# tractor ID



## steve19438 (Aug 29, 2017)

can someone ID this machine for me?
thanks.


----------



## pogobill (Jan 31, 2012)

steve19438 said:


> can someone ID this machine for me?
> thanks.
> View attachment 35576


Can't see the attachment very well, but I'd say it was a Simplicity Sunstar 20 GTH. Probably a 1992-1994 model!?! Simplicity made this 








as well as these.....








An Agco Allis ( above)









and the Deutz-Allis as well.


----------



## steve19438 (Aug 29, 2017)

thanks !!!!!


----------



## steve19438 (Aug 29, 2017)

pogobill said:


> Can't see the attachment very well, but I'd say it was a Simplicity Sunstar 20 GTH. Probably a 1992-1994 model!?! Simplicity made this
> View attachment 35579
> 
> as well as these.....
> ...


a few pics. where would the serial number be?


----------



## pogobill (Jan 31, 2012)

I haven't the slightest... don't have one, but my guess would be on a sticker under the hood, or under the seat.
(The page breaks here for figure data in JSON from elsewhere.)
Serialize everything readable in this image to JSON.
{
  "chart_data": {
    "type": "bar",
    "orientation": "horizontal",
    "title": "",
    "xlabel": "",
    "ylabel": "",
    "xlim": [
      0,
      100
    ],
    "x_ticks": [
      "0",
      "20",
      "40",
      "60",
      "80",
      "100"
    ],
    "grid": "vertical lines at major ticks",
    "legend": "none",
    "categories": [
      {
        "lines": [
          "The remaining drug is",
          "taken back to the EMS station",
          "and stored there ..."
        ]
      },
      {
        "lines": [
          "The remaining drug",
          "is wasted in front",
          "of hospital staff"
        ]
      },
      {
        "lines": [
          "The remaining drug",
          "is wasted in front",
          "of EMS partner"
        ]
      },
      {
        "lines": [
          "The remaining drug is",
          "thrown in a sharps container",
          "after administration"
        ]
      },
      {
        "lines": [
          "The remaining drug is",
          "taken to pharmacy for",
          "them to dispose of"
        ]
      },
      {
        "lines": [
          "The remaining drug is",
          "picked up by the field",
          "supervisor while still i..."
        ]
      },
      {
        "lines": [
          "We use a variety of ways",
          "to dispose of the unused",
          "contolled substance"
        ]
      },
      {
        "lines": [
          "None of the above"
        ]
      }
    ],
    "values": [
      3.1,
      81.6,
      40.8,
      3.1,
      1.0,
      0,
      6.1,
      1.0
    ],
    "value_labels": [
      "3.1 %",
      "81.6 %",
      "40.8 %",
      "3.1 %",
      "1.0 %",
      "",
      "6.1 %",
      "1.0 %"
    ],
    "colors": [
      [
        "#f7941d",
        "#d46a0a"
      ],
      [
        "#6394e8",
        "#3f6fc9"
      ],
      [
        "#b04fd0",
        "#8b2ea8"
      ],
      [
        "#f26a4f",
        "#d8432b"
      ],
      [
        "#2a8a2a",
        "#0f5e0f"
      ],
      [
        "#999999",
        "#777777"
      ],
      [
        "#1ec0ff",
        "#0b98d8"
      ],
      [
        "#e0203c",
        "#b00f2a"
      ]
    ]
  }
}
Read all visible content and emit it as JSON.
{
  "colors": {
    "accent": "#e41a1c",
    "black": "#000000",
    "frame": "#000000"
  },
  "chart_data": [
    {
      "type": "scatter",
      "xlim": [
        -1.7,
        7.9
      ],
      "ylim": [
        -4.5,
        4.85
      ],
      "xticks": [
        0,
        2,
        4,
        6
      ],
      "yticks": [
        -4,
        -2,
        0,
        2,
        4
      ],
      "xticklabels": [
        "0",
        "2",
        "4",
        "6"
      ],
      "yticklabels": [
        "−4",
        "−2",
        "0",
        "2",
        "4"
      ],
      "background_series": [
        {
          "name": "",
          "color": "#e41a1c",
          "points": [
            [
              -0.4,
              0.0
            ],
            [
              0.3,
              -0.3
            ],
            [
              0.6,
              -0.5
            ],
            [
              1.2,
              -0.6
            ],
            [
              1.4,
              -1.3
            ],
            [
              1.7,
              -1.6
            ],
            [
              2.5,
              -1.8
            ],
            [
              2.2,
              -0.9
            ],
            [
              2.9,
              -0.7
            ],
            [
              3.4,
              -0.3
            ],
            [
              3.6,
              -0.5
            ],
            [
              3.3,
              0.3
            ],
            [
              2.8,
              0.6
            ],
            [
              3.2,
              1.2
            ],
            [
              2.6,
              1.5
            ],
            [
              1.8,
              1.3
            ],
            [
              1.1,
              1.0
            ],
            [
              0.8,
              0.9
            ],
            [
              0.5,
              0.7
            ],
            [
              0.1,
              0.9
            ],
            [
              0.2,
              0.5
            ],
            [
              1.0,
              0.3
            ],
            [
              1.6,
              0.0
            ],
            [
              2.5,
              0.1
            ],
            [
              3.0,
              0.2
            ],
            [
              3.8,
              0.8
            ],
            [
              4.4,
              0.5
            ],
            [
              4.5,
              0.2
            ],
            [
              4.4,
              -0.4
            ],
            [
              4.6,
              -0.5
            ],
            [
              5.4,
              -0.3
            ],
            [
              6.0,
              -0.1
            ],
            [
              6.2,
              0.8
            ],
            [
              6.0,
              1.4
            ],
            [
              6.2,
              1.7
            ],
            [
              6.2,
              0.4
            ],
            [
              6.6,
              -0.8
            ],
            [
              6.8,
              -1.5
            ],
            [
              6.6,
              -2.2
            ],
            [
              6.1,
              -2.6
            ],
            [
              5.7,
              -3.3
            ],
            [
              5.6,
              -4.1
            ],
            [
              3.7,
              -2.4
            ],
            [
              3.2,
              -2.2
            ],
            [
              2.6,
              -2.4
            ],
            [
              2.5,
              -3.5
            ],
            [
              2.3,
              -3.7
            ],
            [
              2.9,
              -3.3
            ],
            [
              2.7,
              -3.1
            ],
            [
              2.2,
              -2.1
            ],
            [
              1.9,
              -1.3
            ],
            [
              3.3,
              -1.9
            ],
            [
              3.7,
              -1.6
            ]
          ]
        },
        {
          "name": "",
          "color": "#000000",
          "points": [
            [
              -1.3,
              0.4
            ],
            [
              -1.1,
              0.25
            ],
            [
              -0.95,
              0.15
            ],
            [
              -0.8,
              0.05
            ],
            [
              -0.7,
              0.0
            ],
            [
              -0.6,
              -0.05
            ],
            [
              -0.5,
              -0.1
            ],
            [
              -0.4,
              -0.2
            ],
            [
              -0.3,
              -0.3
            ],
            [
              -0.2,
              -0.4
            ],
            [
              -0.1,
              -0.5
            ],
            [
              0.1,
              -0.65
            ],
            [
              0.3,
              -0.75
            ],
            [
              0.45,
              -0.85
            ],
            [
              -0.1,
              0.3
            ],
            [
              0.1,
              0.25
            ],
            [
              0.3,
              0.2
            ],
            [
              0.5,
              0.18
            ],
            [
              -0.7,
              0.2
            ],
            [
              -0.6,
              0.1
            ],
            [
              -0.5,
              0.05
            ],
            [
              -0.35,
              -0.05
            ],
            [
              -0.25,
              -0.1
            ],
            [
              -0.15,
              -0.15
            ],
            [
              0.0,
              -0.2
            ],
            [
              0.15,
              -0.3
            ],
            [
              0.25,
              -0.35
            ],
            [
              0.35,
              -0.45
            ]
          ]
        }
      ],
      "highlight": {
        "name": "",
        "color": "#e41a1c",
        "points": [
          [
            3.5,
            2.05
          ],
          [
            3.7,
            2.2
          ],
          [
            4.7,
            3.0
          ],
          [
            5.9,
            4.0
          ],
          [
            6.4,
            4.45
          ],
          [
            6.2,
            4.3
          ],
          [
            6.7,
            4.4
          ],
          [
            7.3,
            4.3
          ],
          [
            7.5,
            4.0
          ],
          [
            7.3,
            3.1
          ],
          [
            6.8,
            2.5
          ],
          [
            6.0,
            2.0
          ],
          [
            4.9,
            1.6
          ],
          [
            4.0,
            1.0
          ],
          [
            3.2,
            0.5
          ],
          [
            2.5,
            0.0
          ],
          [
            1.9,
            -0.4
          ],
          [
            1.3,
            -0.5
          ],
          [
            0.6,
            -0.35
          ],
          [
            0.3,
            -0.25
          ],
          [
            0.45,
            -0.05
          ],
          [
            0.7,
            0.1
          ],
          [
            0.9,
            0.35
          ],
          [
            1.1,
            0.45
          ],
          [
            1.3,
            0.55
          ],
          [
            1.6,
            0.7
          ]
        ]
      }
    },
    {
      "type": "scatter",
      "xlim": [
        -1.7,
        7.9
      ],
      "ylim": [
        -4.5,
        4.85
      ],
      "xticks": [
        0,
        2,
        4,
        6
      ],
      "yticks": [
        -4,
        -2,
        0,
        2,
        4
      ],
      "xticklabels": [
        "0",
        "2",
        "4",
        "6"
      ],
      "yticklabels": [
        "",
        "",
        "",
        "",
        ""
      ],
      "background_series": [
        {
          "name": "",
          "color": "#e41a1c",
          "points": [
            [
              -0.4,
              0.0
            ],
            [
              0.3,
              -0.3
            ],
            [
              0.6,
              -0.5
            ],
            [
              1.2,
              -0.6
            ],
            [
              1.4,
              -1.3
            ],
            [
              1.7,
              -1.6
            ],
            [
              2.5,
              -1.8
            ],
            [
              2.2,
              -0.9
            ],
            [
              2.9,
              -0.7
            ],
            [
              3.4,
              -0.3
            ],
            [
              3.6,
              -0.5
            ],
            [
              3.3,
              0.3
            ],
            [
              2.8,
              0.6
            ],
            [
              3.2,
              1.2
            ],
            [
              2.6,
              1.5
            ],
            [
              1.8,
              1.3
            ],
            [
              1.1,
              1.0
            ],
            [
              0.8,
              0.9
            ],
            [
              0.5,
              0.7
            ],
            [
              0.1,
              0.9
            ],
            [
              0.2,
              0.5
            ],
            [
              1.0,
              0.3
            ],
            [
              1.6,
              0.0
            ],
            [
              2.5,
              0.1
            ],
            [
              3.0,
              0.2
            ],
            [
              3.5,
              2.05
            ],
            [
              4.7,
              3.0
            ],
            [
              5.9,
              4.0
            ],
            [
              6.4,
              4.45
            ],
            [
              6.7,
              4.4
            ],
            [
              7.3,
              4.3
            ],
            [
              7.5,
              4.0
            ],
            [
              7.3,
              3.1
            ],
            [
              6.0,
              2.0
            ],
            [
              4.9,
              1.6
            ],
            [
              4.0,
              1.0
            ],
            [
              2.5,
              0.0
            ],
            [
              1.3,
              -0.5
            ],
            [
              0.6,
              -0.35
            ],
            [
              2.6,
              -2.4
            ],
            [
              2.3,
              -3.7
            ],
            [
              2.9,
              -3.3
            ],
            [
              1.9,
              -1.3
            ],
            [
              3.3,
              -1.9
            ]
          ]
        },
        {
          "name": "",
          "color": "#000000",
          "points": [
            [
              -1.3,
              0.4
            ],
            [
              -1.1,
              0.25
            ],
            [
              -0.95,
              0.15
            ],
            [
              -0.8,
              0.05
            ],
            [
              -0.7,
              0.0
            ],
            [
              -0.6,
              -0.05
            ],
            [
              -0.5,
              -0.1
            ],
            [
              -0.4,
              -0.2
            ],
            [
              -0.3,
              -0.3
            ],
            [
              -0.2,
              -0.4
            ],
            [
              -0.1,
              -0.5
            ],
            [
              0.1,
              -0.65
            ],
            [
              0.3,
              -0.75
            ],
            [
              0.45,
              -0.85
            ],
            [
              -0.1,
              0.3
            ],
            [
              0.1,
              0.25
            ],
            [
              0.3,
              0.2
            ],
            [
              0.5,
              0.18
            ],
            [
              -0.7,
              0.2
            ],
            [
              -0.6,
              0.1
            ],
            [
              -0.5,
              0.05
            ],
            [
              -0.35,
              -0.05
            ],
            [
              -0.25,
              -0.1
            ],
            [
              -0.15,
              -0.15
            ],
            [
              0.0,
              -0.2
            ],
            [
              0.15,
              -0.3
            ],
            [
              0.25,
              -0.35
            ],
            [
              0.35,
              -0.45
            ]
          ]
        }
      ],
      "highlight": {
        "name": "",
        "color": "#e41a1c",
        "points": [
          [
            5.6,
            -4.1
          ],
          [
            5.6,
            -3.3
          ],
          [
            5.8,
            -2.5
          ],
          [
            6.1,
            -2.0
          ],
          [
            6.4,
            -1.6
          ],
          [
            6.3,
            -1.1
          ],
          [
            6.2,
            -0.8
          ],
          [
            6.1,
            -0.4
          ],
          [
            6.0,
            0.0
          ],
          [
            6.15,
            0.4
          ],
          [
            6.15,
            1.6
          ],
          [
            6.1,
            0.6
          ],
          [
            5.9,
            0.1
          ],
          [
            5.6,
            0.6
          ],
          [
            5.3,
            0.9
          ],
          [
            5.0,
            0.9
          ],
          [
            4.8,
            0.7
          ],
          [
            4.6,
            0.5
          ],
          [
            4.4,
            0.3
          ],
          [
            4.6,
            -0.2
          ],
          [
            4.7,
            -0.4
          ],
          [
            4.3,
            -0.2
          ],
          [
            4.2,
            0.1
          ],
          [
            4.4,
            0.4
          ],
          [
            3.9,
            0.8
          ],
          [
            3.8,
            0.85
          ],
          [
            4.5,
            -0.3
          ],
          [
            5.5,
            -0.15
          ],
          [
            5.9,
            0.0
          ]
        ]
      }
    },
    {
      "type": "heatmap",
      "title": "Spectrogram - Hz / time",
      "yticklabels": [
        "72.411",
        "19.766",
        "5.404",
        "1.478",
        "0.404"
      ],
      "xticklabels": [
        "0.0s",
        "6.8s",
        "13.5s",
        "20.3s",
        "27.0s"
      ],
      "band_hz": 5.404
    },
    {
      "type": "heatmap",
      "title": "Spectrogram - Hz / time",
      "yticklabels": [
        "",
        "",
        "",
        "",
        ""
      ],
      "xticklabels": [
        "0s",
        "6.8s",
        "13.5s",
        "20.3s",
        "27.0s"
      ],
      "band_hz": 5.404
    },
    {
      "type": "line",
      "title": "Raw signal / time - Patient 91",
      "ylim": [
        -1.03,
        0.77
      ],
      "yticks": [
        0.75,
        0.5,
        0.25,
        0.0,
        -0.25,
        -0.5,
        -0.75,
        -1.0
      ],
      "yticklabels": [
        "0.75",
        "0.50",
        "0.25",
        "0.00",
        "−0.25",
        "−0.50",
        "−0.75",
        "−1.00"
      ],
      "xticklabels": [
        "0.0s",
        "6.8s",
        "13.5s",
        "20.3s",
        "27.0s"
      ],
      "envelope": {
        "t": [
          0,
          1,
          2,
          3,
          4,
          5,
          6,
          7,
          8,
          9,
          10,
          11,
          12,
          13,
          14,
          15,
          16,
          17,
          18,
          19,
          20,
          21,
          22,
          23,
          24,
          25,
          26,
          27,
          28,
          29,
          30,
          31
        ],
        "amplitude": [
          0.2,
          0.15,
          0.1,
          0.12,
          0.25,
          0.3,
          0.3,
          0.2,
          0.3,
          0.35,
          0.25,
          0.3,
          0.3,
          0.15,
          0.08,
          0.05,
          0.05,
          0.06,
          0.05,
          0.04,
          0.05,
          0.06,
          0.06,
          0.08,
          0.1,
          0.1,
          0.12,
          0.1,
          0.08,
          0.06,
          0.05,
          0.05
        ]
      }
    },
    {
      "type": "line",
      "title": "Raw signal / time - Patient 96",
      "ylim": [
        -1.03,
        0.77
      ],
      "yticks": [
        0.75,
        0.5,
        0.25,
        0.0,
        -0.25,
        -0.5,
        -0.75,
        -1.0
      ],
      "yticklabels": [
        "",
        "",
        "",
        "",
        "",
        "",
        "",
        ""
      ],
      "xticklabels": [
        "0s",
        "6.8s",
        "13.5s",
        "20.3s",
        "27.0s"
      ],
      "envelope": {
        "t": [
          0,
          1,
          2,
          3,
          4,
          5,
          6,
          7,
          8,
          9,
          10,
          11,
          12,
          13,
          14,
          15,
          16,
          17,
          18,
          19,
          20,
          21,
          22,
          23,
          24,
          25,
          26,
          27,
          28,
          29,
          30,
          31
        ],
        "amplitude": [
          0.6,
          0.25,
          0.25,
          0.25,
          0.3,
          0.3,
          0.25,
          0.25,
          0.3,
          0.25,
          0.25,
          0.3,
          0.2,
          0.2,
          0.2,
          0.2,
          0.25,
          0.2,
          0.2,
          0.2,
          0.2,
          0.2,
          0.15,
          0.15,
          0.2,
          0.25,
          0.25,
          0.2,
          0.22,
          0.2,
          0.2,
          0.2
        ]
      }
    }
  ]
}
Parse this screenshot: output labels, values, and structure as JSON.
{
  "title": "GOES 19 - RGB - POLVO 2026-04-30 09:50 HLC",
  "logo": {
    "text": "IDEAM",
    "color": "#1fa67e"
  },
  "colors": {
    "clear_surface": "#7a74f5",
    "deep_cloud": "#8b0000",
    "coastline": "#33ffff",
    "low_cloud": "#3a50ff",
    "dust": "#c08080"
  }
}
Most place a sticker under the seat.


----------



## pogobill (Jan 31, 2012)

Or here 
https://www.simplicitymfg.com/na/en_us/support/need-help/tractors.html


----------



## steve19438 (Aug 29, 2017)

I found it on a sticker on the frame by the left front tire. unfortunately the middle two number are gone.


----------



## pogobill (Jan 31, 2012)

Perhaps post a picture of the tag, along with your interpretation of the information. Maybe someone can help you pin it down.


----------